What is Yoga Nidra?

What is Yoga Nidra?

Yoga Nidra—known as yogic sleep—is a meditation and conscious relaxation practice that is intended to induce total physical, mental, and emotional relaxation. I’ve read that an hour of yoga nidra can be as restorative as four hours of regular sleep (although I could not find the research to back this up). Since I started practicing Yoga Nidra, my fitbit tells me that I average slightly under 6 hours of sleep daily, and I feel completely energized. (It also shows me that my heart rate goes significantly lower during this restful state - by about 12-15 bpm) This is all fascinating to me. 

The first time I tried yoga nidra, I was curious, and had no idea what I was in for. To be completely honest, I don’t know exactly what happened at my first session of yoga nidra, as I was right out of it throughout the middle of the session. I must have slept right through it, but I do remember the beginning and end of it. Well, I was then completely intrigued at that point, wondering what I "missed". Yet, I was in a totally relaxed, blissful state after that, and downright curious as to what happened in between my awakened states, which lead to a full on exploration of this thing called Yoga Nidra. As I’ve practiced over the years, I’ve experienced some of the profound benefits, and would like to share these benefits with anyone else who is ready to change their life profoundly.  Let’s take a look at the ways yoga nidra can benefit, heal, and transform you to new heights.

Benefits of Yoga Nidra

Aside from being relaxing, restorative and restful studies have shown that yoga nidra can also:

  • Ease insomnia
  • Decrease anxiety
  • Alleviate stress
  • Reduce PTSD, chronic pain and chemical dependency
  • Heighten awareness and focus
  • Transform negative habits, behaviors and ways of thinking
  • Foster feelings of peace, calm, and clarity

You might be asking now, “how is Yoga Nidra any different than meditation”?  In many ways, yoga nidra is similar to meditation, however, there are some distinct differences; here are the biggest ones that I can identify:


  • Physical Position: Meditation is typically a seated practice, where your body is comfortable, yet upright and alert.
  • Attention: During meditation, you consciously place your attention on one anchor—usually the breath or a mantra, although there are many different types of meditationsome including various forms of guided meditation to help you focus.
  • State of Consciousness: In meditation, people can experience multiple states of consciousness within a single meditation. Many stay in what’s known as the waking state of consciousness, which is the state of consciousness where the majority of us humans spend most of our waking hours. There are certain meditation techniques that take you into transcendental consciousness, and even beyond—into higher states of consciousness.

Yoga Nidra

  • Physical Position: Yoga nidra is generally practiced lying down so you can let go completely. Props, pillows and blankets are commonly used, as well as anything that will help you get into a totally comfortable, restful position.
  • Attention: A typical yoga nidra practice is guided, and takes your attention to specific places through a series of steps (mentioned below). In many ways, the specific instructions make it easier to relax than in meditation.
  • State of Consciousness: During yoga nidra, you move into the state of conscious deep sleep. You are no longer in the waking state of consciousness, but you also move past the dreaming state of consciousness and into the deep sleep state. However, your mind is actually awake, so it’s often discussed as the state between being asleep and awake. This is why it is said that yoga nidra is so restorative for the body. In both practices, the mind is conscious; in yoga nidra, the body is in a more restful state. 

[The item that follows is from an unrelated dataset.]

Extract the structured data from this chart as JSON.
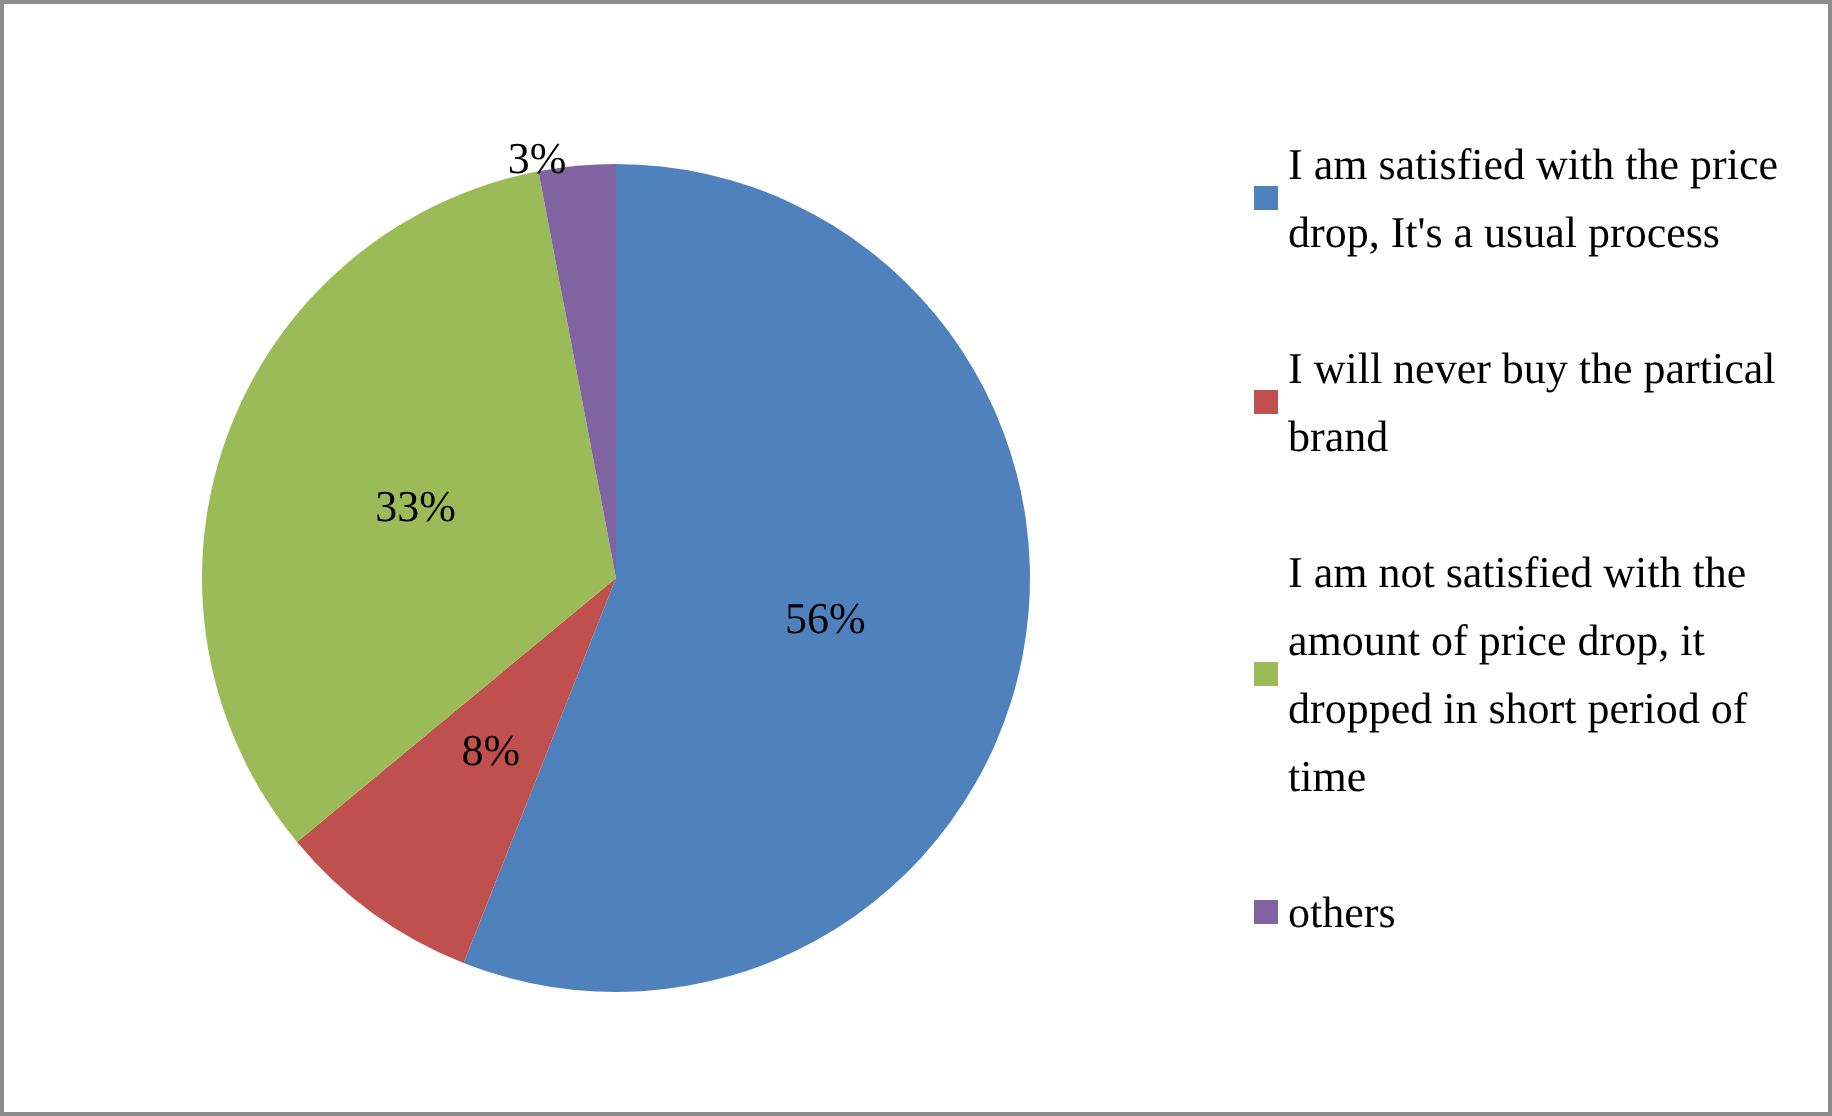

If you are interested in exploring a relaxation practice (and especially interested in reaping the rewards,) try both practices to find out which suits you better. You may find that different moods or situations call for different practices. If you’re new to meditation and find yourself getting frustrated or having difficulty meditating, yoga nidra may be a good place to start.

How Does Yoga Nidra Work?

Yoga Nidra practice includes several stages that relax the body, mind and emotions. These steps may include (but are not limited to):

  •      Intention
  • Body awareness
  • Breath awareness
  • Emotional awareness
  • Visualization
  • “Waking up” or re-integration 

Each step is intended to take you deeper into an altered state of consciousness—the state between asleep and awake—where you’re fully conscious but your body and mind are fully at rest and ease. When you set a conscious intention (sankalpa - *see definition below) at the beginning of your yoga nidra practice, and then let go and allow for deep relaxation of the body, mind and emotions, your unconscious opens up to new ways of thinking, healing, and fulfilling your conscious intentions. You will also (usually) visit your intention near the end of the session.

So whether you want to try yoga nidra to help you relax, release stress, sleep better, or you want to gain access to creating real positive changes in your life, the practice can help you reach your desired state of being.

But you can only learn so much about yoga nidra by reading about it. The real wisdom comes from experiencing the practice for yourself. Come out one Tuesday eve and relax, see what yoga nidra is about and how it feels for you!

*Sankalpa (Sanskrit: संकल्प) means conception. idea or notion formed in the heart or mind, solemn vow or determination to perform, desire, definite intention, volition or will. (Note: We will discuss ideas on setting this intention, and how it is presented, at class).